Using the DB for logging / tracking app statistics

Hi all,

I am building an administrative front-end to a rails app and the requirements seem awfuly write heavy to me... The client wants to see things like:

*Total logins (per day) *New accounts created (per day) *Page views for signup form (per day) *Last login / Last IP per user

etc...

All of this data should be available through the administrative application over the web - no grepping through log files or running log analyzers.

I have set up Google analytics for the page view information and such, but I guess I'm going to have to write some logging for the rest.

The immidiate solution for this is to create a 'logs' table in the database (MySQL) and have rails write records for the relevant statistics to the db. But I'm concerned with slowing down the site too much making all these calls to the DB.

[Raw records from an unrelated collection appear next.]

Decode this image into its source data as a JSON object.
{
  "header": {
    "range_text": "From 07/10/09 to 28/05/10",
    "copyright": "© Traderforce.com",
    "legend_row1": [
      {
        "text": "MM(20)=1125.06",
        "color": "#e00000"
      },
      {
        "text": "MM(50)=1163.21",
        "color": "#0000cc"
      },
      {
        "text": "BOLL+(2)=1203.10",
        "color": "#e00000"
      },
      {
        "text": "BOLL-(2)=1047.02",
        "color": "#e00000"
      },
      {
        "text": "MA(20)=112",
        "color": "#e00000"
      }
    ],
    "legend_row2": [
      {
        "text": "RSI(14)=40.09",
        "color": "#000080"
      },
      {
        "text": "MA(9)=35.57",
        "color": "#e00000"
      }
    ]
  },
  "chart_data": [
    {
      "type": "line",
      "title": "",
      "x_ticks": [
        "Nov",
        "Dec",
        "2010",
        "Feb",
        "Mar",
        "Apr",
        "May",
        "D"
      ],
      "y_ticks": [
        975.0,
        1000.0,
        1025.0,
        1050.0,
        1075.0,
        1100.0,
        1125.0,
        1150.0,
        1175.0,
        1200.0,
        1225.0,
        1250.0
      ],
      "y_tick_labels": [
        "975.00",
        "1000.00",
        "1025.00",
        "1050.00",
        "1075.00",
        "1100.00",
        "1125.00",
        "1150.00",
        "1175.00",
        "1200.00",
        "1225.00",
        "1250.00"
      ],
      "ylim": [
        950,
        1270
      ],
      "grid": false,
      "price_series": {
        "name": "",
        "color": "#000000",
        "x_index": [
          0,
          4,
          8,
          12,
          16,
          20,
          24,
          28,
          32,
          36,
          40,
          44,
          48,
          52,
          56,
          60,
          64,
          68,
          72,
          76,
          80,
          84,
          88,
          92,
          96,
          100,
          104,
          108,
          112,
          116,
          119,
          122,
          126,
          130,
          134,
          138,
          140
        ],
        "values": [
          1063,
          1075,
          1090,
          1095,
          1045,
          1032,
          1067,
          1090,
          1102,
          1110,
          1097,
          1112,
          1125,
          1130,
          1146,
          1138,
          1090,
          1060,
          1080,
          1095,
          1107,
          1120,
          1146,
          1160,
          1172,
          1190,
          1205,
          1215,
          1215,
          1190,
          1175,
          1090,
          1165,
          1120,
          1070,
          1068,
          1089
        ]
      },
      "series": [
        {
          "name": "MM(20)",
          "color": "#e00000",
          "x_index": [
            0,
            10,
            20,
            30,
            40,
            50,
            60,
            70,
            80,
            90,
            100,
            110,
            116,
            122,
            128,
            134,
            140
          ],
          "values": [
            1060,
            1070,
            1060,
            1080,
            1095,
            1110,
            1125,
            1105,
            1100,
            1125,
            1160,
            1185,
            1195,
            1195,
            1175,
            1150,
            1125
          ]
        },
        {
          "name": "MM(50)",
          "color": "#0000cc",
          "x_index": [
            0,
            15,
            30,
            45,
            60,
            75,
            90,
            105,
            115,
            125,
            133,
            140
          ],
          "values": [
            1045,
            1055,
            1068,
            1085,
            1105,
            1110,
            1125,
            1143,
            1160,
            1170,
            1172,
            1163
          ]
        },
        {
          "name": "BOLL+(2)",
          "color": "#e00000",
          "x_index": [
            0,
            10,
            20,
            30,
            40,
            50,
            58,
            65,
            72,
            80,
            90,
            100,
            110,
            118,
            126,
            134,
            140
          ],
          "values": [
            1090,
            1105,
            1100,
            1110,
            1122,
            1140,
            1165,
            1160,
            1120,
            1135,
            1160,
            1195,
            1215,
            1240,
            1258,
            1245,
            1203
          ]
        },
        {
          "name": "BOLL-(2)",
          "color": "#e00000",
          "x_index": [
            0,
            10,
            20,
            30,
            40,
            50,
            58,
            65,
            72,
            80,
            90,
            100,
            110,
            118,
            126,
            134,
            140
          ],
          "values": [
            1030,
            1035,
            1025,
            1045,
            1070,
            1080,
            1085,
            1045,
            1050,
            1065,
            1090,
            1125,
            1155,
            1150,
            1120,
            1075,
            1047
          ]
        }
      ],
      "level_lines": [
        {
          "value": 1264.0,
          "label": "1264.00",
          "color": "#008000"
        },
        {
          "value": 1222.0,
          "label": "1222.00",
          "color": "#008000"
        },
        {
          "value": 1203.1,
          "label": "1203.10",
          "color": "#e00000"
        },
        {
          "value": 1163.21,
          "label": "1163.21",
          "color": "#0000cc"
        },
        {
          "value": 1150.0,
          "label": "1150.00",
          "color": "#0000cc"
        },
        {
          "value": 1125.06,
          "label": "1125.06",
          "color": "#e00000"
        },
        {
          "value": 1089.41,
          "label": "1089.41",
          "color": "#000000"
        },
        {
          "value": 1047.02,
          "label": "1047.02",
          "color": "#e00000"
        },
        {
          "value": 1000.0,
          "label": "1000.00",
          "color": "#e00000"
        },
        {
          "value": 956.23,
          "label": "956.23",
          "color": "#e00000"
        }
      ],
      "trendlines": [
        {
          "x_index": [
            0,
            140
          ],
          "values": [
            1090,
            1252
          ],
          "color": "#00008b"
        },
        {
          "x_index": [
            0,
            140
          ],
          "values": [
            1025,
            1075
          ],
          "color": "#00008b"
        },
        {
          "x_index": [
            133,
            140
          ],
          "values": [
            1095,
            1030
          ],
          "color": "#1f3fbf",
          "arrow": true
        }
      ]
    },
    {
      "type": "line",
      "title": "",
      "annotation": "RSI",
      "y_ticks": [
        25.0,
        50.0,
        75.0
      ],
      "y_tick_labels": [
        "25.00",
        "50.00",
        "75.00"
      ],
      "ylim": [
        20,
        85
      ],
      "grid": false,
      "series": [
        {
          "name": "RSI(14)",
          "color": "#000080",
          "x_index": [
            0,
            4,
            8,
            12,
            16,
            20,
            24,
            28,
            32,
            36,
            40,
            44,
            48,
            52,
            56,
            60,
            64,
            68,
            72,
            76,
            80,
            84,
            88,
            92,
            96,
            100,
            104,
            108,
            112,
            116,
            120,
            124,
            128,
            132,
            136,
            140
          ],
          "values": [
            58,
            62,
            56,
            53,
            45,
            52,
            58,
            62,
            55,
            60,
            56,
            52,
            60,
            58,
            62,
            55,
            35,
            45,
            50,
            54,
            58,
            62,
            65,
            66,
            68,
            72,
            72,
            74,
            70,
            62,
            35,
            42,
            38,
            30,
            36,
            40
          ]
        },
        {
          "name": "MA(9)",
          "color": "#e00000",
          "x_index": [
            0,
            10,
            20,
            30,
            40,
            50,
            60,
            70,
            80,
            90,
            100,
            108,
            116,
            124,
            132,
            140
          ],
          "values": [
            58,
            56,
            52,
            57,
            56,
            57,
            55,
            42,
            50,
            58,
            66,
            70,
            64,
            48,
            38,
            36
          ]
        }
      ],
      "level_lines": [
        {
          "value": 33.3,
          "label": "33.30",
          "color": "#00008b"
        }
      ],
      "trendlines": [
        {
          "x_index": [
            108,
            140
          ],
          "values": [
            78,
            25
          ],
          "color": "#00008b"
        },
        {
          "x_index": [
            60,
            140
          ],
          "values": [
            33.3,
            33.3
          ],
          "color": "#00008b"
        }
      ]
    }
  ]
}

Has anyone got a better idea?

Imho it’s better to think about scale early and often rather than assume there will be time for it later. The biggest scale problem in rails apps is database writes. Readonly dbs can easily be built as needed. But scaling the write operation is much tougher. Better to tackle it up front.

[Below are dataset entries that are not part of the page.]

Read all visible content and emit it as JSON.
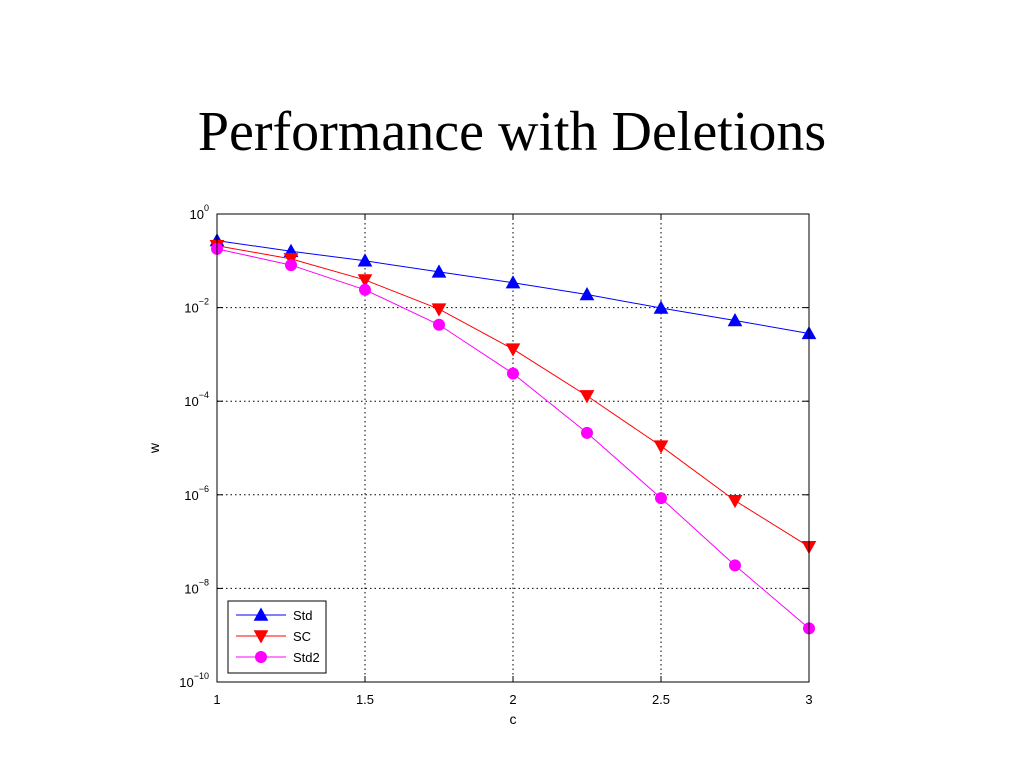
{
  "slide": {
    "title": "Performance with Deletions"
  },
  "chart_data": {
    "type": "line",
    "title": "",
    "xlabel": "c",
    "ylabel": "w",
    "xlim": [
      1,
      3
    ],
    "xticks": [
      1,
      1.5,
      2,
      2.5,
      3
    ],
    "xtick_labels": [
      "1",
      "1.5",
      "2",
      "2.5",
      "3"
    ],
    "ylim": [
      1e-10,
      1
    ],
    "yscale": "log",
    "yticks": [
      {
        "value": 1,
        "base": "10",
        "exp": "0"
      },
      {
        "value": 0.01,
        "base": "10",
        "exp": "−2"
      },
      {
        "value": 0.0001,
        "base": "10",
        "exp": "−4"
      },
      {
        "value": 1e-06,
        "base": "10",
        "exp": "−6"
      },
      {
        "value": 1e-08,
        "base": "10",
        "exp": "−8"
      },
      {
        "value": 1e-10,
        "base": "10",
        "exp": "−10"
      }
    ],
    "grid": true,
    "legend_position": "bottom-left",
    "x": [
      1,
      1.25,
      1.5,
      1.75,
      2,
      2.25,
      2.5,
      2.75,
      3
    ],
    "series": [
      {
        "name": "Std",
        "color": "#0000ff",
        "marker": "triangle-up",
        "values": [
          0.27,
          0.16,
          0.1,
          0.058,
          0.034,
          0.019,
          0.0098,
          0.0053,
          0.0028
        ]
      },
      {
        "name": "SC",
        "color": "#ff0000",
        "marker": "triangle-down",
        "values": [
          0.21,
          0.11,
          0.039,
          0.0093,
          0.0013,
          0.00013,
          1.1e-05,
          7.5e-07,
          7.8e-08
        ]
      },
      {
        "name": "Std2",
        "color": "#ff00ff",
        "marker": "circle",
        "values": [
          0.18,
          0.081,
          0.024,
          0.0043,
          0.00039,
          2.1e-05,
          8.5e-07,
          3.1e-08,
          1.4e-09
        ]
      }
    ]
  }
}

Another concept to incorporate here is that of a Data Warehouse. Generally a data warehouse is a separate database. In this case I would at least try to make this a separate database.

What would scale even better is this: Use syslog over udp. In this case, the mongrels can simply “fire and forget” these messages into a single shared log, which may then be parsed to inject data into the (separate) data warehouse db, which may then be analyzed to thy heart’s content without bogging down the production system.

I speak from recent and relevant experience: We currently “log” all searches to the database, and since this is a write operation, it must go to the master, bogging down the entire site. The sad irony is that the search log table is so unweildy that we can’t even use it (unless/until we give it its own replica readonly db).

Good Luck!

Marc

And because these logs are separate from the public-facing app, "grepping" the log from your administrative control panel would not negatively affect the app's performance. Well, it wouldn't if you dedicated a mongrel just for administrative use, otherwise you'll have to put a mongrel out of service until these statistics are retrieved.

It's possible that information your client considers critical right now, and is willing to pay to have, won't be such a big deal once the site is humming right along. If you can push the whole thing out of the way of the main app, then you are free to back your data accumulation off to a cron job that executes hourly or less frequently.